One of my favourite Arsenal legends is actually Mikel Arteta and I really think he’s the right long-term manager to guide us to another title soon.
Just a few days before the fire I got his name printed on the back of my shirt, but sadly it was destroyed with my other belongings. It would be so cool to meet him!
I've also been following England pretty closely of late, too. It’s such a shame the Euros have been delayed. Gareth Southgate has done an outstanding job. I hope to get to some of the games at Wembley Stadium next summer.
Along with watching football again, I'm also excited to play soon. I was the co-founder of Grenfell Athletic and now I play and coach for South London Football Network. Our games take place in Wandsworth. I'm an attacking midfielder, a bit like Mesut Ozil…although I track back more!
The football community has really rallied around me since the fire and I was fortunate enough to play in the ‘Game 4 Grenfell’ in September 2017 at Loftus Road. I was part of Team Shearer and we lost on penalties to Team Ferdinand.
It was a fantastic experience, especially sharing a dressing room with Jose Mourinho. But it was also kind of bittersweet knowing all those players and celebrities were only there because 72 people had lost their lives. One of them was Yasin El Wahabi, who I used to play football with at school.
I would love to organise another match next year, but this time with the proceeds going to mental health charities. It’s really important to me to help others in this area.
At the time of the game I was in a pretty bad place. I was on several medications, had gained significant weight and felt extremely tired all of the time. But during the warm-up, I got talking to Jamie Redknapp and he had a significant impact on me. He took a genuine interest in my story and that gave me a big boost.
He also wrote me a lovely message on my match shirt and even gave me his mobile and said we would organise a kickabout. Sadly, I lost the number, but I hope he reads this and reaches out. I'd love to talk to him again.
Even though he played for Spurs, Jamie is an idol of mine. He scored some amazing goals in the Premier League and for England. Meeting a role model like Jamie, and realising he's just a normal bloke, was really inspiring for me.
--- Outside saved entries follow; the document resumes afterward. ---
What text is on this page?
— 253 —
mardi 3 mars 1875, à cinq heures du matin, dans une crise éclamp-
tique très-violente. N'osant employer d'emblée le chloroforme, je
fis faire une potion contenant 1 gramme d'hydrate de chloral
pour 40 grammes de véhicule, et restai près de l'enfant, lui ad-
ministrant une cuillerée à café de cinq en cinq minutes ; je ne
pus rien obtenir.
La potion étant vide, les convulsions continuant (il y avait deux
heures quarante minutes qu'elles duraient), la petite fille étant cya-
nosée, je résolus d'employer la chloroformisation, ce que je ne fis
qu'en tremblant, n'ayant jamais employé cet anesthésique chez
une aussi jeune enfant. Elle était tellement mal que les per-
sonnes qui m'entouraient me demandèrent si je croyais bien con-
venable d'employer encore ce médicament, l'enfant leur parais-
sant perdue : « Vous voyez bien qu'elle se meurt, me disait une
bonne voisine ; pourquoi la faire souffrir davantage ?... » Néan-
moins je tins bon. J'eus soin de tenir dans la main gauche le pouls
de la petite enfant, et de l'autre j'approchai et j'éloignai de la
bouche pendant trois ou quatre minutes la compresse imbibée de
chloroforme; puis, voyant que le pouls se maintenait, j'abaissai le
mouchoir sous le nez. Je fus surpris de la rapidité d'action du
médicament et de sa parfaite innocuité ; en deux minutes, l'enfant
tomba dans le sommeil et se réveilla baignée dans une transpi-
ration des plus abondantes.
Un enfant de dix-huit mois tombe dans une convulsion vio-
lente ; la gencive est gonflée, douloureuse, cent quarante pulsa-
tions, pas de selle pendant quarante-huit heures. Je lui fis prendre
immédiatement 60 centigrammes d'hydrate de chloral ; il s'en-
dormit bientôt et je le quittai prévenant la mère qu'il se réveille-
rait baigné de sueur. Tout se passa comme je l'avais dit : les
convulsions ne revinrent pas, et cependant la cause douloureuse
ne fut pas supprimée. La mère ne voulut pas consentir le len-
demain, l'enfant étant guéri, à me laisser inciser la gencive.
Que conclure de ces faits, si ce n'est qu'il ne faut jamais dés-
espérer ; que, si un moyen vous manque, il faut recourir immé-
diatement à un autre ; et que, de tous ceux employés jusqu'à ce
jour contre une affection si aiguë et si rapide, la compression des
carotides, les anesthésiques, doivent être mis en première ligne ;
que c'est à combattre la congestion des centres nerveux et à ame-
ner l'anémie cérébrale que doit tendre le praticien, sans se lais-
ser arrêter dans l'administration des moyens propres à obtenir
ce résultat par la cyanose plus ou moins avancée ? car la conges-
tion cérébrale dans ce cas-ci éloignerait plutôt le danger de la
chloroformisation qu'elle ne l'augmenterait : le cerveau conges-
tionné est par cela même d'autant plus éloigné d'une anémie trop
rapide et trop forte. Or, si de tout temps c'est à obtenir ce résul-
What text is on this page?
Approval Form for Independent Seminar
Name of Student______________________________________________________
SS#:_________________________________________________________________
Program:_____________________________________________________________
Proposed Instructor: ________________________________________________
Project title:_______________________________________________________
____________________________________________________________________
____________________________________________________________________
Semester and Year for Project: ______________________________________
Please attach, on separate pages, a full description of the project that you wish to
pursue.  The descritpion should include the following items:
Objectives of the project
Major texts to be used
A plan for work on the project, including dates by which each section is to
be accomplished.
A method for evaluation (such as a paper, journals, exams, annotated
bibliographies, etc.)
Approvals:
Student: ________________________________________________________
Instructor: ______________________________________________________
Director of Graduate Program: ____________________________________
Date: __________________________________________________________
That’s why the Heads Up campaign is so important. When you hear footballers like Danny Rose or Marvin Sordell going through the same emotions as you, or even just offering empathy, and talking so openly about depression it's a reminder that you're not alone.
Thankfully I am doing much better now, but I must admit it has still been a tough year.
My uncle Rafiq died last December and it was all quite sudden. He lived with me in Grenfell Tower. Fortunately, he was away in Algeria on the night of the fire.
Had he been at home I don’t think either of us would have survived. He suffered from arthritis and was quite a big man, so it would have been very difficult to get him down the stairs.
My foster mother has been a huge source of comfort and I'm now looking to find a new job. I would either like to become a firefighter – having been inspired by those who helped saved so many lives that night – or a football coach. Once the anniversary passes, I will start taking proactive steps to pursue one of these dreams.
But for now it's time for quiet reflection to mark the third anniversary. Plus all the survivors also have the conclusion of the Grenfell Tower fire inquiry to focus on.
Hopefully, one thing to come from it is a ban on the type of flammable cladding that caused the fire. Some steps have already been taken to remove it from other council housing, but the same type still exists in other buildings across England and we need to get it removed and replaced with something safer so this never happens again.
Along with the online vigil, I also plan to make a short trip down to the base of Grenfell Tower on Sunday. I will bring a chair and just sit there and reflect on the good times. After all, despite the tragedy I still really loved living there.